I think one of the biggest barriers to taking medication, or antiretrovirals, is other barriers you would think about as to why someone wouldn’t get tested, why someone wouldn’t want to be in care. There’s still a lot of stigma associated with living with HIV, not only in the community but in the health system as well. There’s mistrust of providers. We still see racism, homophobia, and patients are fearful of that and as a result stay out of care, which is unfortunate because then they lose the beneficial effects the antiretrovirals can provide to them. Not only in terms of their health and wellness, but also in terms of transmission. We know now that taking antiretrovirals and getting your viral loads to undetectable can actually prevent transmission to an uninfected partner.
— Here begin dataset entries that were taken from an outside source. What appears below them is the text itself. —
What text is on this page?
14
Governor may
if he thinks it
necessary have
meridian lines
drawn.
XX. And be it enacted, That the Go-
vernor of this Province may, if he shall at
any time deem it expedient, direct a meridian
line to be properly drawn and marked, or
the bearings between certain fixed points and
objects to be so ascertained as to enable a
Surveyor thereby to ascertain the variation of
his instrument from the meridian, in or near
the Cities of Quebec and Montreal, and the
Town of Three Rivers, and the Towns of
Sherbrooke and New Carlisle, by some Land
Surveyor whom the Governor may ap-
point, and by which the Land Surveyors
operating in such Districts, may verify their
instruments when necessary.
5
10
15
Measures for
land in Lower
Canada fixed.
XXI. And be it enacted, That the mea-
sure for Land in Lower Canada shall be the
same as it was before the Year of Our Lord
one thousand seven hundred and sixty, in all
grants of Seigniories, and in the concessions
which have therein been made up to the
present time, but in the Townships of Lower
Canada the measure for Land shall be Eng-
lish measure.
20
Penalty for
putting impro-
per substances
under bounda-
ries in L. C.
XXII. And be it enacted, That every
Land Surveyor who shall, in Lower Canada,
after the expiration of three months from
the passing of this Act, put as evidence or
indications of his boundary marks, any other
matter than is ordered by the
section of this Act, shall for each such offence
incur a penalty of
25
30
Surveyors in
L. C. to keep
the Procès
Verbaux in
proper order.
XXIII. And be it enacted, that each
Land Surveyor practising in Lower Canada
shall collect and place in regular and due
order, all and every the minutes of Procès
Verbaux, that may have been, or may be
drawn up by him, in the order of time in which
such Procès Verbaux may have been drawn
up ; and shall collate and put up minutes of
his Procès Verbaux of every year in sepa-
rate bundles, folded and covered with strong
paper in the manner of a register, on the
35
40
And we’ve been living in an era where we’re now promoting the U=U campaign—undetectable equals untransmissible. And all this is as a result of taking antiretrovirals. So that’s the state we’re in right now.

We talk about low genetic barrier to resistance. We’re really talking about how many mutations it will take to make the regimen ineffective. And a drug that has a low genetic barrier to resistance needs one mutation and then you’ve lost at least part of the regimen. And then you worry about what’s going to happen subsequently to the other components of that regimen.

So when I’m prescribing a regimen, I’m looking for something that has a high genetic barrier to resistance, and all that means is you need multiple mutations for it to become ineffective, and that’s where we’re going. When we typically think of a high genetic barrier to resistance drug, we automatically think of the protease inhibitors, and specifically boosted protease inhibitors.

When you think about integrase, the early integrase inhibitors were low genetic barrier to resistance. Whereas the newer integrase such as dolutegravir and bictegravir, and hopefully when we move into injectables, cabotegravir, will be those high genetic barrier to resistance drugs.

Pill burden is a huge thing for patients. Most patients coming into me, whether they’re treatment naïve or treatment experienced, and even to the point where they’re in a salvage regimen, or are multidrug resistant, which thank God we don’t see as much now, everybody wants a single pill. Not everyone is a candidate for a single pill, but looking at what I see right now, most patients are eligible for at least a once-a-day regimen, and then hopefully we can get them to a once-a-day pill, so a single tablet regimen. You can’t do it for everybody. But compared to 10 years ago, we are using mainly once-a-day regimens, which is great.